Non esiste ancora, nel mondo della ceramica, una regola aurea né un modello unico di business. Servono competenza progettuale, versatilità e flessibilità produttiva, qualità intrinseca dei prodotti ma anche e soprattutto quanto i servizi post vendita? Non basta certo presidiare i principali portali online di architettura, che iniziano ad essere inflazionati, soprattutto quando diventano con plateale evidenza luoghi di marchette a pagamento.

C’è stato e c’è un modello Porcelanosa, ma è pressochè unico. Diventerà sempre più importante – ma è costoso!!- organizzare giornate di formazione in-house, anche virtuali ovviamente, e presentazione costante dei propri prodotti sia in remoto che ‘on site’ presso studi e cantieri, oltre alla indispensabile e scontata personalizzazione delle ambientazioni e dei rendering di qualità oltre alla distintazione precisa e non spannometrica.

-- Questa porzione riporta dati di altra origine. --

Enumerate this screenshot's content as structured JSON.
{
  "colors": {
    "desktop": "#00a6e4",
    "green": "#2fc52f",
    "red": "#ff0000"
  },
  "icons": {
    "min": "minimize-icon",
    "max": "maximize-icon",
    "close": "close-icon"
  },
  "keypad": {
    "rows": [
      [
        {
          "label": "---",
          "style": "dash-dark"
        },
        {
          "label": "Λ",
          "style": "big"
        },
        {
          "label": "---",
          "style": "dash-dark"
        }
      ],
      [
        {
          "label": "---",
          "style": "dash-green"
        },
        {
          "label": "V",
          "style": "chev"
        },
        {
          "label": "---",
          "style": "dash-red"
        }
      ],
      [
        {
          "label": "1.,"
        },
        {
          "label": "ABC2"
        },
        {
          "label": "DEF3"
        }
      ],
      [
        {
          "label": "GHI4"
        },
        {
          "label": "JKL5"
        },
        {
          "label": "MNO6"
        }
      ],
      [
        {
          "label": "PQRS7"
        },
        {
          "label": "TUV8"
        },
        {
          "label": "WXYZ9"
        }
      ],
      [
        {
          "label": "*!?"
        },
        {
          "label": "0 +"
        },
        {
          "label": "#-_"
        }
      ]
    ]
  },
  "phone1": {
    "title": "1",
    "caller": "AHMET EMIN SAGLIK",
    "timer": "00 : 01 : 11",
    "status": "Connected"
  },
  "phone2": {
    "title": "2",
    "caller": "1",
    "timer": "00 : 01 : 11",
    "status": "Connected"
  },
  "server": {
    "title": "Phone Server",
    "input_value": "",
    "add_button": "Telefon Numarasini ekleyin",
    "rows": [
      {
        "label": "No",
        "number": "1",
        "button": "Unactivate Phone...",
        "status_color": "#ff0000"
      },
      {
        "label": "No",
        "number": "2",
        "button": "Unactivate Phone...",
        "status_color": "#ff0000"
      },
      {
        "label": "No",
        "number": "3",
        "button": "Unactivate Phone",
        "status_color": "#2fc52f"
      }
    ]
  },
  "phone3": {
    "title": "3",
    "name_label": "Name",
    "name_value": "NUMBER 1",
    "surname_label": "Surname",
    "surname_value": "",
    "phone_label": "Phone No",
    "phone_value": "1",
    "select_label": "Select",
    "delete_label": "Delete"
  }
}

E’ comunque un settore di business molto ambito, fa molto ‘chic’, anche se non è affatto remunerativo a priori perchè la concorrenza è davvero agguerrita – non solo  a parità di prodotto, si compete anche e soprattutto con prodotti alternativi- e la dilatazione/incertezza/aleatorietà dei tempi, che è tipica dei progetti, allunga anche quelle fasi assai delicate che coinvolgono i fornitori specializzati, su cui si fa fatica ad avere il pieno controllo, dalle finiture, al taglio come l’idrogetto, la posa e agli accessori ed ai prodotti complementari, come nel caso di facciate strutturali – non necessariamente ventilate- o pavimenti sopraelevati. Le scalette o le griglie delle piscine sono robetta in confronto.

Non a caso tante sconfitte, o tante perdite economiche, sono state dovute ad una cattiva gestione, e quindi, non basta più il product management, serve il project management, quello vero.

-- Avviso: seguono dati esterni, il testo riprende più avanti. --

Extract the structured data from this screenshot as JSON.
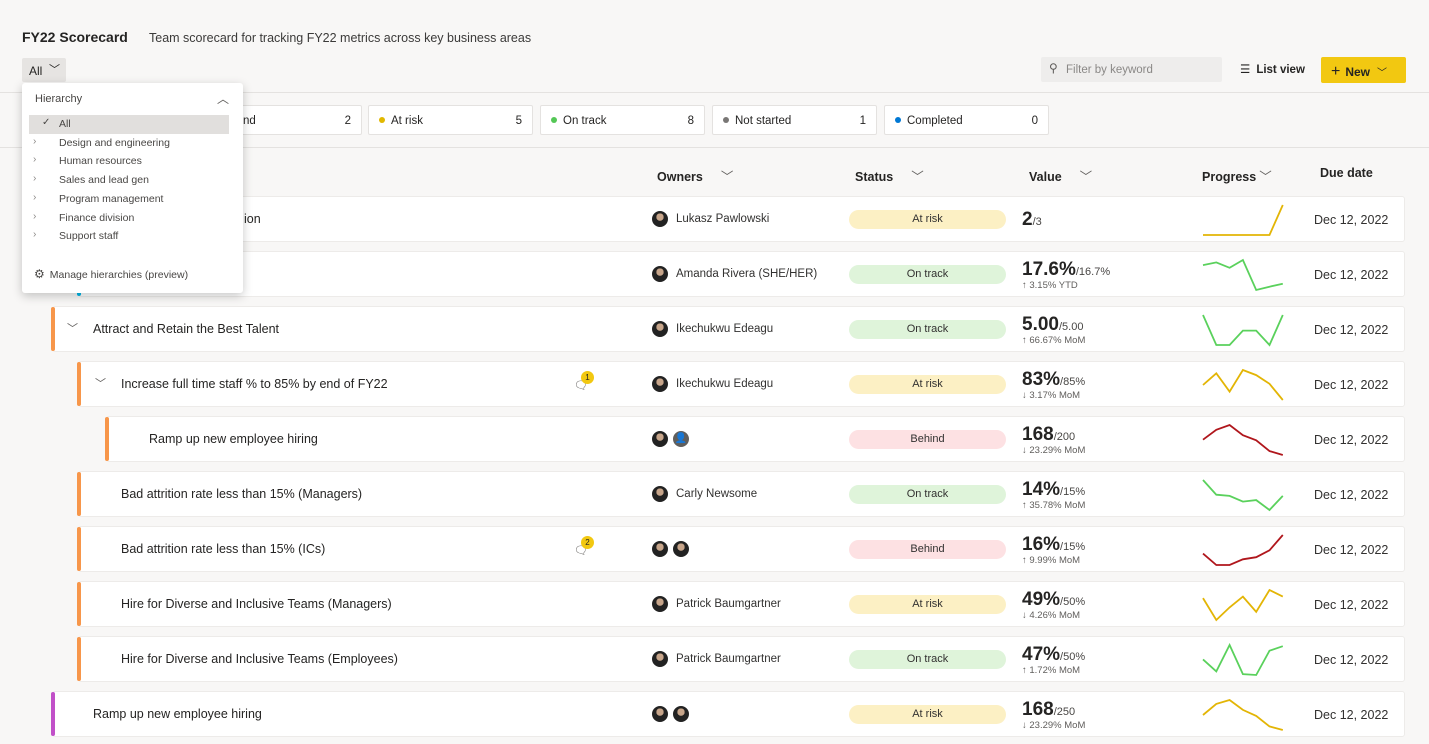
{
  "header": {
    "title": "FY22 Scorecard",
    "subtitle": "Team scorecard for tracking FY22 metrics across key business areas",
    "filter_button": "All",
    "search_placeholder": "Filter by keyword",
    "list_view": "List view",
    "new_button": "New"
  },
  "status_chips": [
    {
      "label": "Behind",
      "count": "2",
      "color": "#a4262c"
    },
    {
      "label": "At risk",
      "count": "5",
      "color": "#e1b800"
    },
    {
      "label": "On track",
      "count": "8",
      "color": "#54c756"
    },
    {
      "label": "Not started",
      "count": "1",
      "color": "#797775"
    },
    {
      "label": "Completed",
      "count": "0",
      "color": "#0078d4"
    }
  ],
  "columns": {
    "owners": "Owners",
    "status": "Status",
    "value": "Value",
    "progress": "Progress",
    "due": "Due date"
  },
  "hierarchy_dropdown": {
    "title": "Hierarchy",
    "items": [
      "All",
      "Design and engineering",
      "Human resources",
      "Sales and lead gen",
      "Program management",
      "Finance division",
      "Support staff"
    ],
    "selected": "All",
    "manage": "Manage hierarchies (preview)"
  },
  "status_colors": {
    "At risk": "#fcf0c4",
    "On track": "#dff4da",
    "Behind": "#fde1e3"
  },
  "line_colors": {
    "At risk": "#e3b505",
    "On track": "#5ad15c",
    "Behind": "#b0161c"
  },
  "rows": [
    {
      "name": "ion",
      "owners": [
        "Lukasz Pawlowski"
      ],
      "owner_label": "Lukasz Pawlowski",
      "status": "At risk",
      "value": "2",
      "target": "/3",
      "change": "",
      "due": "Dec 12, 2022",
      "trend": [
        0,
        0,
        0,
        0,
        0,
        0,
        100
      ]
    },
    {
      "name": "",
      "owners": [
        "Amanda Rivera"
      ],
      "owner_label": "Amanda Rivera (SHE/HER)",
      "status": "On track",
      "value": "17.6%",
      "target": "/16.7%",
      "change": "↑ 3.15% YTD",
      "due": "Dec 12, 2022",
      "trend": [
        83,
        92,
        74,
        100,
        0,
        11,
        21
      ]
    },
    {
      "name": "Attract and Retain the Best Talent",
      "owners": [
        "Ikechukwu Edeagu"
      ],
      "owner_label": "Ikechukwu Edeagu",
      "status": "On track",
      "value": "5.00",
      "target": "/5.00",
      "change": "↑ 66.67% MoM",
      "due": "Dec 12, 2022",
      "trend": [
        100,
        0,
        0,
        48,
        48,
        0,
        100
      ]
    },
    {
      "name": "Increase full time staff % to 85% by end of FY22",
      "comments": "1",
      "owners": [
        "Ikechukwu Edeagu"
      ],
      "owner_label": "Ikechukwu Edeagu",
      "status": "At risk",
      "value": "83%",
      "target": "/85%",
      "change": "↓ 3.17% MoM",
      "due": "Dec 12, 2022",
      "trend": [
        50,
        89,
        28,
        100,
        83,
        54,
        0
      ]
    },
    {
      "name": "Ramp up new employee hiring",
      "owners": [
        "photo",
        "generic"
      ],
      "owner_label": "",
      "status": "Behind",
      "value": "168",
      "target": "/200",
      "change": "↓ 23.29% MoM",
      "due": "Dec 12, 2022",
      "trend": [
        51,
        84,
        100,
        66,
        49,
        13,
        0
      ]
    },
    {
      "name": "Bad attrition rate less than 15% (Managers)",
      "owners": [
        "Carly Newsome"
      ],
      "owner_label": "Carly Newsome",
      "status": "On track",
      "value": "14%",
      "target": "/15%",
      "change": "↑ 35.78% MoM",
      "due": "Dec 12, 2022",
      "trend": [
        100,
        51,
        47,
        28,
        33,
        0,
        47
      ]
    },
    {
      "name": "Bad attrition rate less than 15% (ICs)",
      "comments": "2",
      "owners": [
        "photo",
        "photo"
      ],
      "owner_label": "",
      "status": "Behind",
      "value": "16%",
      "target": "/15%",
      "change": "↑ 9.99% MoM",
      "due": "Dec 12, 2022",
      "trend": [
        38,
        0,
        0,
        19,
        26,
        49,
        100
      ]
    },
    {
      "name": "Hire for Diverse and Inclusive Teams (Managers)",
      "owners": [
        "Patrick Baumgartner"
      ],
      "owner_label": "Patrick Baumgartner",
      "status": "At risk",
      "value": "49%",
      "target": "/50%",
      "change": "↓ 4.26% MoM",
      "due": "Dec 12, 2022",
      "trend": [
        73,
        0,
        42,
        78,
        27,
        100,
        78
      ]
    },
    {
      "name": "Hire for Diverse and Inclusive Teams (Employees)",
      "owners": [
        "Patrick Baumgartner"
      ],
      "owner_label": "Patrick Baumgartner",
      "status": "On track",
      "value": "47%",
      "target": "/50%",
      "change": "↑ 1.72% MoM",
      "due": "Dec 12, 2022",
      "trend": [
        52,
        12,
        100,
        3,
        0,
        81,
        96
      ]
    },
    {
      "name": "Ramp up new employee hiring",
      "owners": [
        "photo",
        "photo"
      ],
      "owner_label": "",
      "status": "At risk",
      "value": "168",
      "target": "/250",
      "change": "↓ 23.29% MoM",
      "due": "Dec 12, 2022",
      "trend": [
        50,
        87,
        100,
        67,
        47,
        12,
        0
      ]
    }
  ]
}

Si tratta di ruoli di integrazione, che devono guadagnarsi il supporto delle linee e delle organizzazioni puramente funzionali, con duplicità che possono creare forti conflittualità.

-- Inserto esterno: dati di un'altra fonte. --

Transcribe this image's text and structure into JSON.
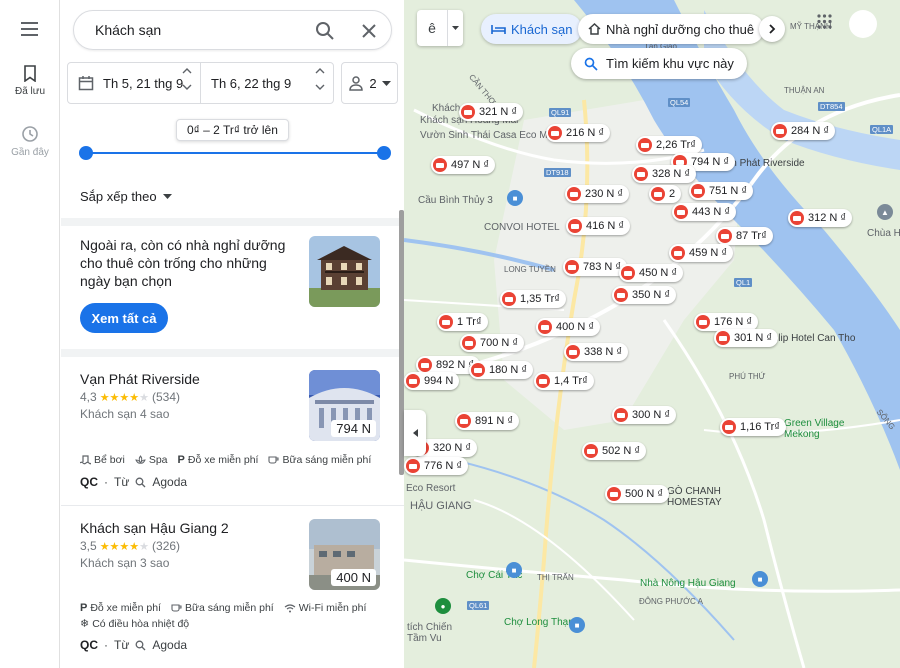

Sono figure ancora rarissime, trasversali, spesso capaci di relazionarsi dentro e fuori l’azienda passando come le salamandre nel fuoco, in ambienti organizzativamente spesso ancora troppo poco evoluti, che le vedono come fancazzisti perché sono sempre in giro e rompipalle, perché chiedono di fare sempre quello che non c’è o che è difficile garantire o mantenere.

Mancano tanti professionisti, le competenze vanno costruite con apprendimento, formazione, passione e pazienza, la riconversione degli agenti e dei funzionari forse è cominciata, in bocca al lupo a loro ed a tutti.